Every performer is typecast in V for Victorious: Dubya Part Deux.\ Bush as the affable puppet, Rumsfeld as the conniving mastermind of military conflict, Condi as the token woman-with-lack-of-fashion-sense appointed to power—all play their parts on the flickering silver screen of the political world, placating the public under the façade of fighting for freedom of democracy.
Georgie Dubya's new self-given nickname, ""The Decider,"" only coincides with the list of epithets found in the comedic parody ""My First Presidentiary: a Scrapbook by George W. Bush"" by Kevin Guilfoile and John Warner, thus propagating the sinking suspicion that our commander in chief's intellect and grasp on power is no greater than a superhero-obsessed fourth grader.
In Dubya's dubbing himself ""The Decider,"" are we as citizens of this nation supposed to take comfort in his leadership abilities?
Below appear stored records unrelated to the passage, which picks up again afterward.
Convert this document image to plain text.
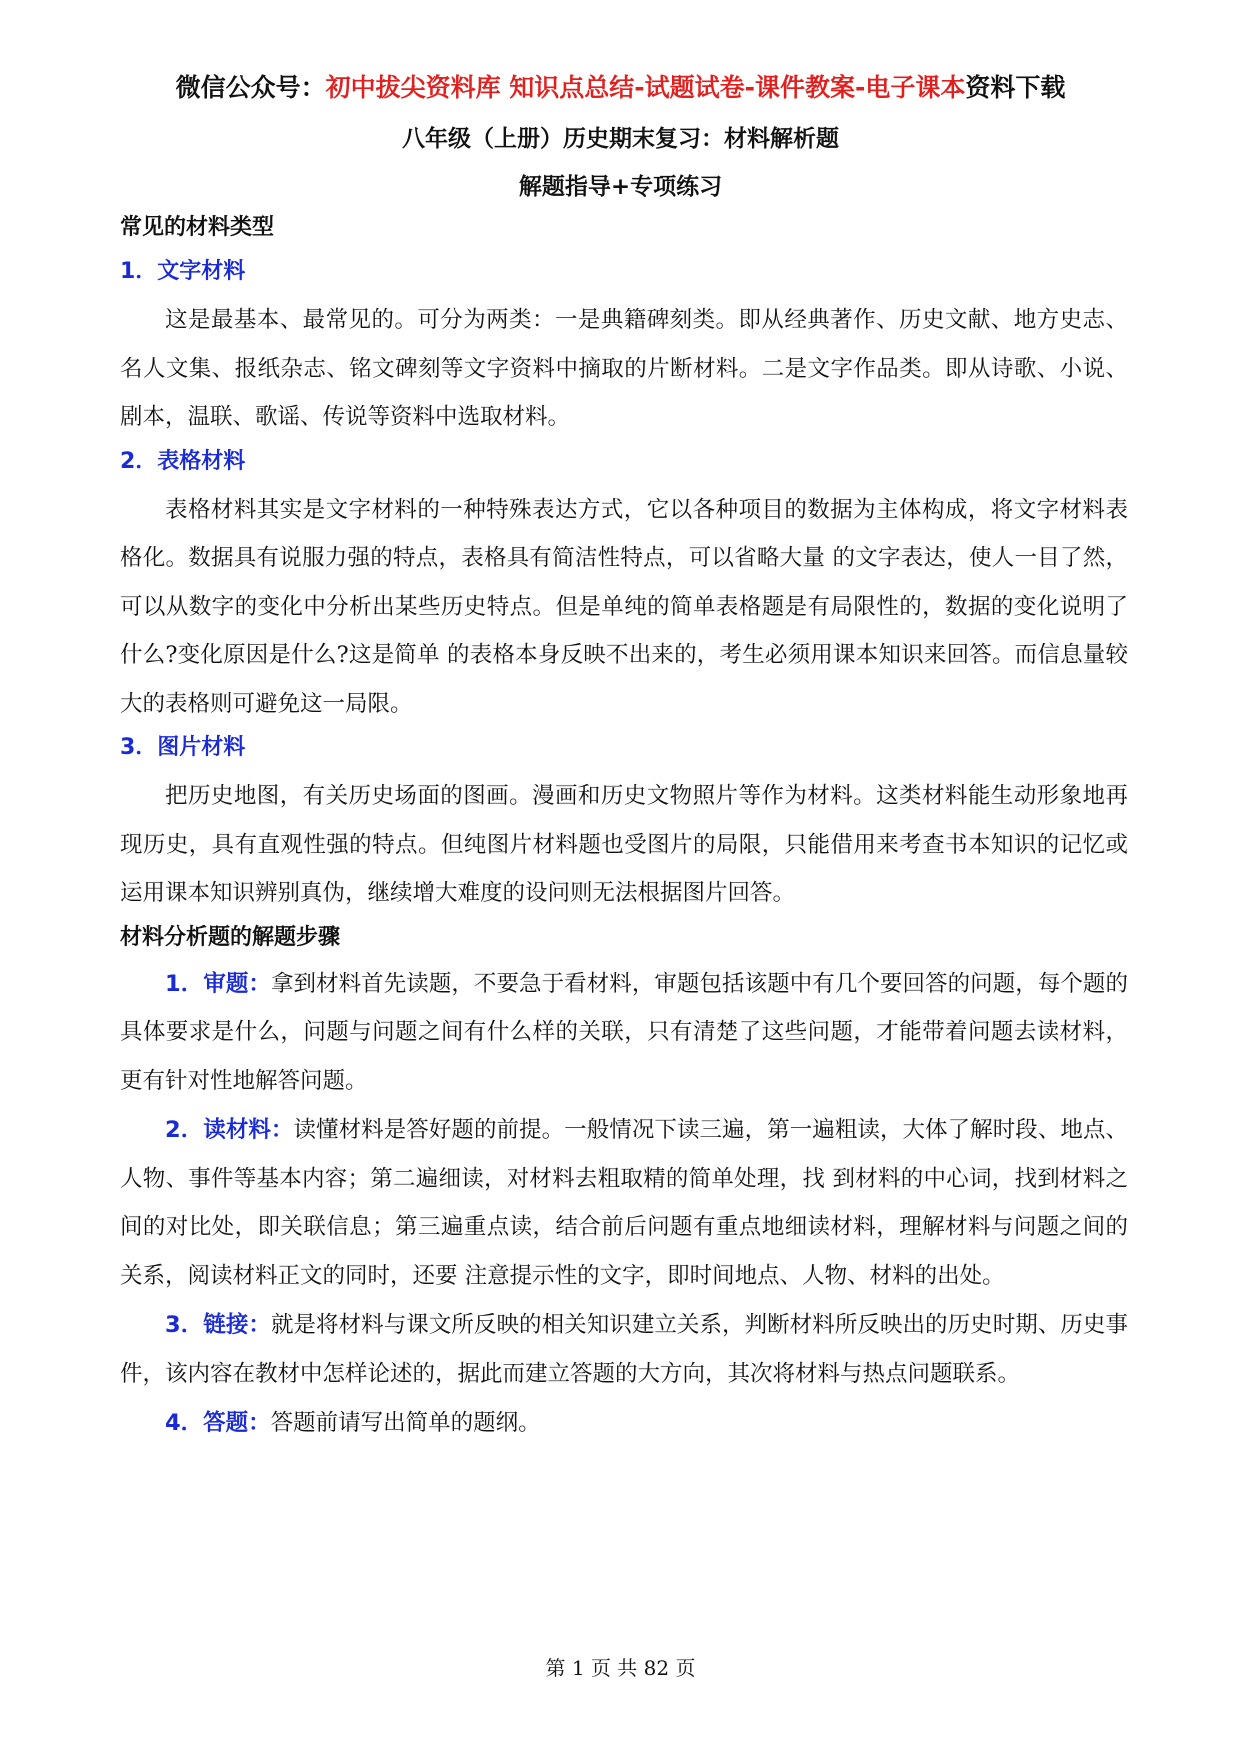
微信公众号：初中拔尖资料库 知识点总结-试题试卷-课件教案-电子课本资料下载
八年级（上册）历史期末复习：材料解析题
解题指导+专项练习
常见的材料类型
1．文字材料
这是最基本、最常见的。可分为两类：一是典籍碑刻类。即从经典著作、历史文献、地方史志、名人文集、报纸杂志、铭文碑刻等文字资料中摘取的片断材料。二是文字作品类。即从诗歌、小说、剧本，温联、歌谣、传说等资料中选取材料。
2．表格材料
表格材料其实是文字材料的一种特殊表达方式，它以各种项目的数据为主体构成，将文字材料表格化。数据具有说服力强的特点，表格具有简洁性特点，可以省略大量 的文字表达，使人一目了然，可以从数字的变化中分析出某些历史特点。但是单纯的简单表格题是有局限性的，数据的变化说明了什么?变化原因是什么?这是简单 的表格本身反映不出来的，考生必须用课本知识来回答。而信息量较大的表格则可避免这一局限。
3．图片材料
把历史地图，有关历史场面的图画。漫画和历史文物照片等作为材料。这类材料能生动形象地再现历史，具有直观性强的特点。但纯图片材料题也受图片的局限，只能借用来考查书本知识的记忆或运用课本知识辨别真伪，继续增大难度的设问则无法根据图片回答。
材料分析题的解题步骤
1．审题：拿到材料首先读题，不要急于看材料，审题包括该题中有几个要回答的问题，每个题的具体要求是什么，问题与问题之间有什么样的关联，只有清楚了这些问题，才能带着问题去读材料，更有针对性地解答问题。
2．读材料：读懂材料是答好题的前提。一般情况下读三遍，第一遍粗读，大体了解时段、地点、人物、事件等基本内容；第二遍细读，对材料去粗取精的简单处理，找 到材料的中心词，找到材料之间的对比处，即关联信息；第三遍重点读，结合前后问题有重点地细读材料，理解材料与问题之间的关系，阅读材料正文的同时，还要 注意提示性的文字，即时间地点、人物、材料的出处。
3．链接：就是将材料与课文所反映的相关知识建立关系，判断材料所反映出的历史时期、历史事件，该内容在教材中怎样论述的，据此而建立答题的大方向，其次将材料与热点问题联系。
4．答题：答题前请写出简单的题纲。
第 1 页 共 82 页
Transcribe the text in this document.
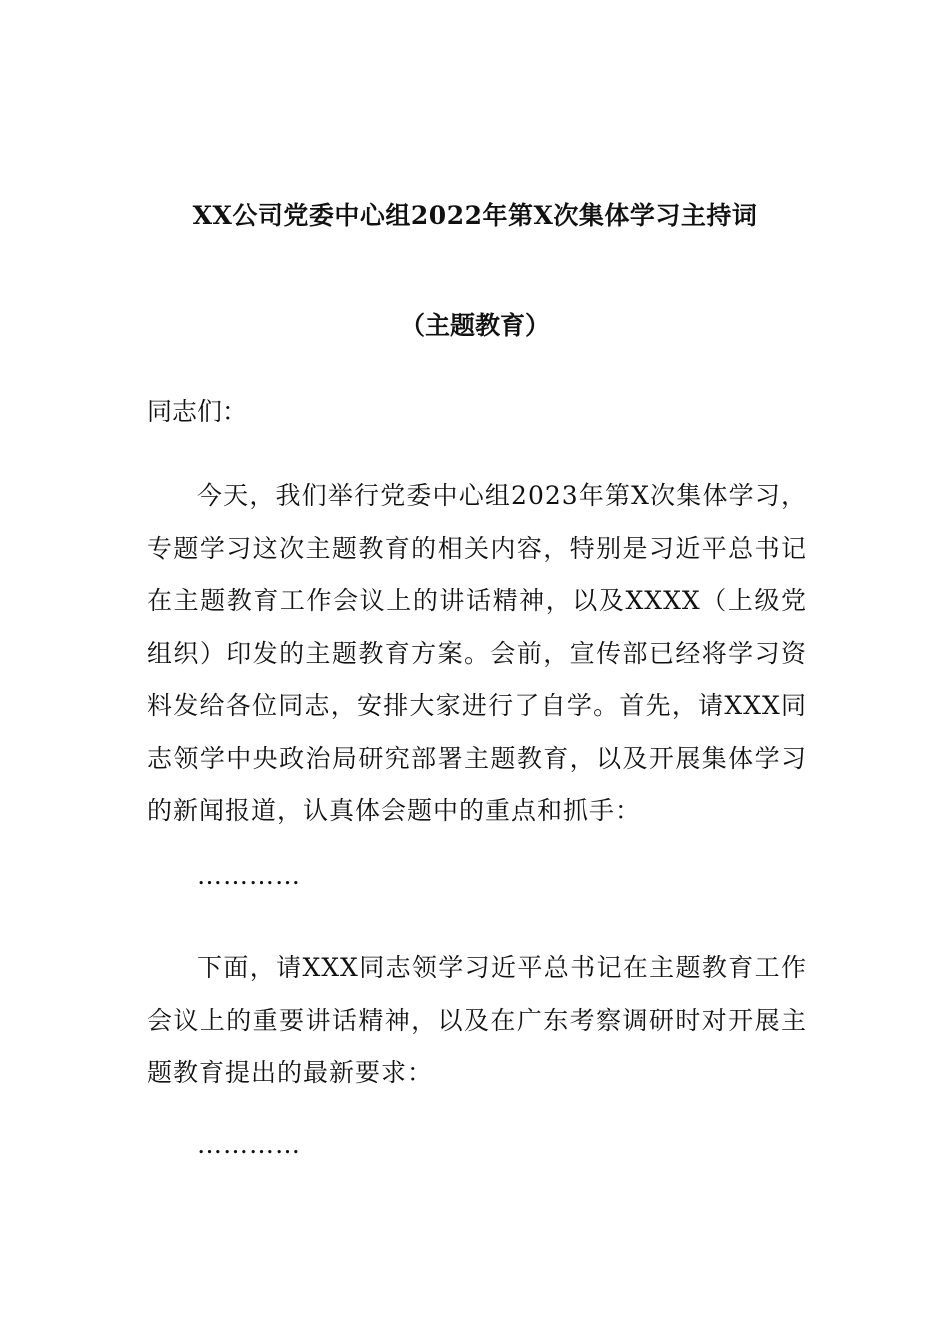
XX公司党委中心组2022年第X次集体学习主持词
（主题教育）
同志们：

今天，我们举行党委中心组2023年第X次集体学习，专题学习这次主题教育的相关内容，特别是习近平总书记在主题教育工作会议上的讲话精神，以及XXXX（上级党组织）印发的主题教育方案。会前，宣传部已经将学习资料发给各位同志，安排大家进行了自学。首先，请XXX同志领学中央政治局研究部署主题教育，以及开展集体学习的新闻报道，认真体会题中的重点和抓手：

…………

下面，请XXX同志领学习近平总书记在主题教育工作会议上的重要讲话精神，以及在广东考察调研时对开展主题教育提出的最新要求：

…………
The only confidence that this instills within me is toward the president's fabulous ability to pick out names for the backs of the White House Intramural Kickball Team shirts, not in his ability to pick the finest and most competent men and women to lead his administration and our nation.
Thus the United States is still stuck with Donald Rumsfeld as the secretary of defense. It is difficult not to compare Rumsfeld to a power-hungry playground bully intent on winning an intense game of king of the mountain—intimidating the generals, his hapless minions, into reluctant compliance.
Perchance I've gone too far with this analogy, but any leaders who make a mockery of democracy rightly deserve to be mocked for their incompetence at upholding the Constitution, as they were sworn to do. All joking aside: The current administration has gotten itself into a very serious situation.
Sen. Edward M. Kennedy, D-Mass., declares in his powerfully condemning new book, ""America Back on Track,"" that ""perhaps the greatest threat to our constitutional democracy is the Bush administration's extreme view about the source and scope of its war powers and about its unilateral right to ignore laws passed by Congress.""
Kennedy goes on to say, ""Behind closed doors the administration has devised controversial legal justifications for unspeakable torture, ignoring both congressional acts and court precedents."" If this is in fact true, how can the Bush administration claim that the United States is defending the freedoms of democracy worldwide when they are seriously violating the principles of it in our own system?
This most recent group of discontented officers may violate the military's status quo, but they uphold another value of our nation's society: the system of checks and balances. However, this goes against the Bush administration's plan of a fast, unquestioned military expedition in Iraq.
If the historical tradition of military action were to be preserved, the commander in chief and the secretary of defense theoretically would have the final say in military decisions. But if deep within these administrative positions there lurks unjust pretenses that blatantly violate the basic principles of the civilized world, the generals of the United States military have an obligation to humanity to voice their dissent.
There is no threat to the nation in having military leaders oppose plans of attack. There will be no massive coup lead by retired general Tommy Franks. There will only be the demonstration of how corrupt the Bush administration actually is: so corrupt that the generals override precedent to oppose the president.
The tragedy at the end of this unfinished epic drama will not be the death of traditional silence and compliance within our military leadership. The true tragedy would be to let Rumsfeld stay in power, letting the rest of the Bush administration get away with the egregious errors they have committed in intelligence—in every sense of the word—and ruthless military power without general consensus.